Until now. EA just announced plans to renew the series, but this time they’re cutting out the NCAA. Instead, a partnership with the “College Licensing Company” means they’ll get to use various universities, their stadiums, uniforms, mascots, and etc. The other big difference is that they won’t use player likenesses, and in fact you’d expect them to go out of their way to ensure that the players on the videogame are completely dissimilar to the actual players on the actual teams. Make no mistake, though—even though this isn’t going directly through the NCAA, it’s still a scab action by EA Sports.
Why? Because it profits off the institution of college football without addressing the massive disparity in how much the NCAA makes off the backs of its players (hundreds of millions) with how much it pays them (nothing). It’s still making money from a system that boils down to indentured servitude, it still feeds into the mythos of that system, it still bolsters that system, and it’s still highly immoral.
“Cutting athletes out of this reboot so they aren’t responsible for paying them for their likeness is a grave injustice,” Sen. Chris Murphy (D-Conn.) said, and he’s absolutely right. The ideal outcome here is for the NCAA’s ridiculous “amateurism” model to collapse (if you want a great longread on the bizarre historical origins of the system and how it gained such prominence, Taylor Branch’s 2011 Atlantic piece is terrific), and that may be in the offing. With Democrats controlling Congress, so-called “name, image, and likeness” (NIL) legislation could be passed soon, and senators like Murphy and Cory Booker (D-N.J.) have been beating the war drums for a while. Here’s what Booker, who was also a tight end at Stanford, told Sports Illustrated:
“Now that we’re in the majority, I’m telling you right now, I will make sure in every way I can that as we deal with NIL, that any legislation fundamentally includes other aspects of an athletes’ bill of rights.”

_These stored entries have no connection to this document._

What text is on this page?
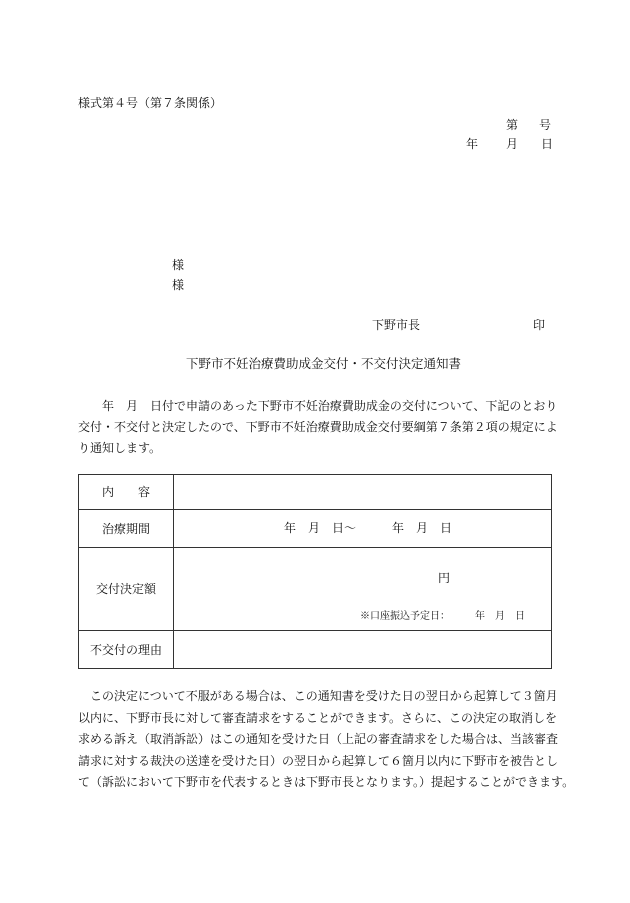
様式第４号（第７条関係）
第 号
年 月 日
様
様
下野市長	印
下野市不妊治療費助成金交付・不交付決定通知書
　　年　月　日付で申請のあった下野市不妊治療費助成金の交付について、下記のとおり
交付・不交付と決定したので、下野市不妊治療費助成金交付要綱第７条第２項の規定によ
り通知します。
内　　容	
治療期間	年　月　日〜　　　年　月　日

交付決定額	円
※口座振込予定日：　　　年　月　日

不交付の理由	
　この決定について不服がある場合は、この通知書を受けた日の翌日から起算して３箇月
以内に、下野市長に対して審査請求をすることができます。さらに、この決定の取消しを
求める訴え（取消訴訟）はこの通知を受けた日（上記の審査請求をした場合は、当該審査
請求に対する裁決の送達を受けた日）の翌日から起算して６箇月以内に下野市を被告とし
て（訴訟において下野市を代表するときは下野市長となります。）提起することができます。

That could mean allowing endorsements (California is already pushing hard in this direction), stripping the NCAA of antitrust exemptions, instituting healthcare and revenue-sharing for athletes, and, as—this is the part that’s relevant to videogames—allowing the players to form a union to collectively bargain.
In professional leagues like the NFL, the players’ union bargains with outfits like the Madden franchise for likeness rights, and once the deal is hammered out, the union takes a fee and every player gets a cut. In a perfect world, college players would be able to do likewise, at which point they’d be able to collect a fee for allowing their names and numbers and physical attributes to be used in a videogame like EA Sports College Football. The NCAA is adamantly against this, of course, since collective bargaining power could derail their entire model of indentured servitude, but the overwhelming trend is flowing in that direction, and today it only seems like a matter of years.
In the meantime, anything that profits directly from that system, even if it doesn’t go strictly through the NCAA itself, is by definition propping it up against the historical tide. To make money off of American college football while the players are denied anything close to their fair share is morally suspect, and EA Sports would have been better off waiting until the situation changes. Or, better yet, using their influence to antagonize for that change, and adding their significant power to the side of economic justice.